Shown is Platoon Leader 1st. Lt. Bill Rinkle standing in front of a disabled German Tiger Tank, which had knocked out three U.S. Sherman Tanks. The Tiger was finally stopped by Robert P, Carlson's Tank Destroyer. The photo was taken in February 1945, which is the same month that Rinkle received a Silver Star for gallantry. Courtesy of John Carlson.
A line of the unit's M10 Tank Destroyers, possibly there for review or inspection. This was probably taken after the war had ended. The 821st had originally been equipped with towed 3" guns but was re-equipped with self-propelled M10s in December of 1944. Photo courtesy of John Carlson.
One photo from a sequence of shots showing a flipped TD that had hit an enemy anti-tank mine. This took place just one month before the end of the war and took the lives of 4 men from 1st Platoon. There were actually two TDs that were destroyed and the official unit records identify that a total of five were killed between the two TDs. This particular unit had flipped three times before resting upside down. No idea why there was a cow in the photo. Courtesy of John Carlson.
This is the second unit that hit an anti-tank mine. An M10 Tank Destroyer weighs approximately 59,000 lbs or about 30 tons so the force needed to flip one over even once was quite substantial. Photo courtesy of John Carlson.
Here is one of the craters left by an anti-tank mine. It is hard to judge the size from this photo but it looks to be as wide as the road shown in the distance. Photo courtesy of John Carlson.
Robert P. Carlson is shown in center with two unnamed soldiers. They are standing by an M10, which is covered in camouflage netting. Photo courtesy of John Carlson.
A photo of John P. Carlson, taken in March 1945, while the 821st was stationed in Munster, Germany. Courtesy of John Carlson.
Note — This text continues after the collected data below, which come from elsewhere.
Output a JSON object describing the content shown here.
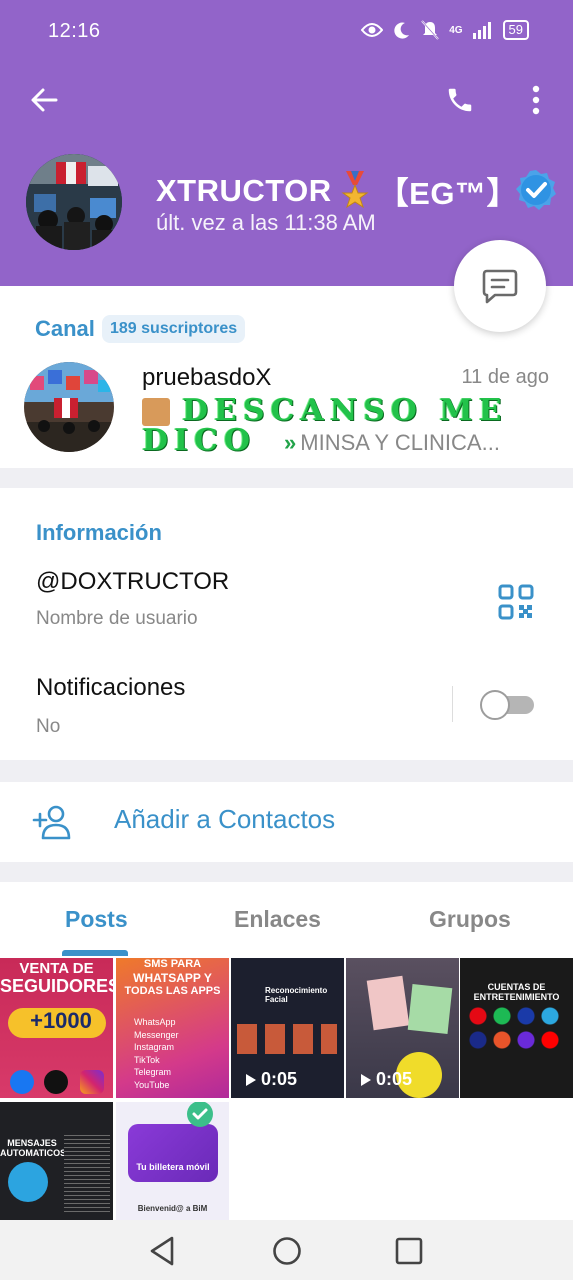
{
  "status_bar": {
    "time": "12:16",
    "net_label": "4G",
    "battery": "59"
  },
  "header": {
    "title": "XTRUCTOR",
    "title_suffix": "【EG™】",
    "last_seen": "últ. vez a las 11:38 AM",
    "colors": {
      "background": "#9264c9"
    }
  },
  "channel": {
    "section_label": "Canal",
    "subscribers": "189 suscriptores",
    "name": "pruebasdoX",
    "date": "11 de ago",
    "preview_deco_line1": "DESCANSO ME",
    "preview_deco_line2": "DICO",
    "preview_text": "MINSA Y CLINICA...",
    "preview_arrows": "»"
  },
  "info": {
    "section_label": "Información",
    "username": "@DOXTRUCTOR",
    "username_label": "Nombre de usuario",
    "notifications_label": "Notificaciones",
    "notifications_value": "No",
    "notifications_enabled": false
  },
  "contacts": {
    "add_label": "Añadir a Contactos"
  },
  "tabs": {
    "items": [
      {
        "label": "Posts",
        "active": true
      },
      {
        "label": "Enlaces",
        "active": false
      },
      {
        "label": "Grupos",
        "active": false
      }
    ]
  },
  "media": {
    "items": [
      {
        "text1": "VENTA DE",
        "text2": "SEGUIDORES",
        "text3": "+1000"
      },
      {
        "text1": "SMS PARA",
        "text2": "WHATSAPP Y",
        "text3": "TODAS LAS APPS",
        "list": [
          "WhatsApp",
          "Messenger",
          "Instagram",
          "TikTok",
          "Telegram",
          "YouTube"
        ]
      },
      {
        "title": "Reconocimiento Facial",
        "duration": "0:05"
      },
      {
        "duration": "0:05"
      },
      {
        "title": "CUENTAS DE ENTRETENIMIENTO"
      },
      {
        "title": "MENSAJES AUTOMATICOS"
      },
      {
        "title": "Tu billetera móvil",
        "footer": "Bienvenid@ a BiM"
      }
    ]
  },
  "accent": "#3a91c9"
}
On April 24, 1945, when under heavy fire engaging a large enemy force, Pfc. John P. Carlson manned an automatic rifle and provided covering fire for our advancing infantry. For these actions, he was awarded the Bronze Star for heroic achievement against the enemy. Courtesy of John Carlson.
A photo of John P. Carlson sitting in center, along with Sullivan on left and Oskar Allison on right. Courtesy of John Carlson.
Its hard to tell the ranking but the man standing on the TD, looking to the left, is probably the Platoon Leader with Company Commander posing in front. Photo courtesy of John Carlson.
Three soldiers on their TD. You can clearly see the netting that was used to camouflage the unit. Photo courtesy of John Carlson.
Shown is Wally Acherlund and the unit's mascot named Panzerfaust, which means "Armor Fist" in German and was actually the name of the anti-tank (bazooka-like) weapon used by the Germans. Photo courtesy of John Carlson.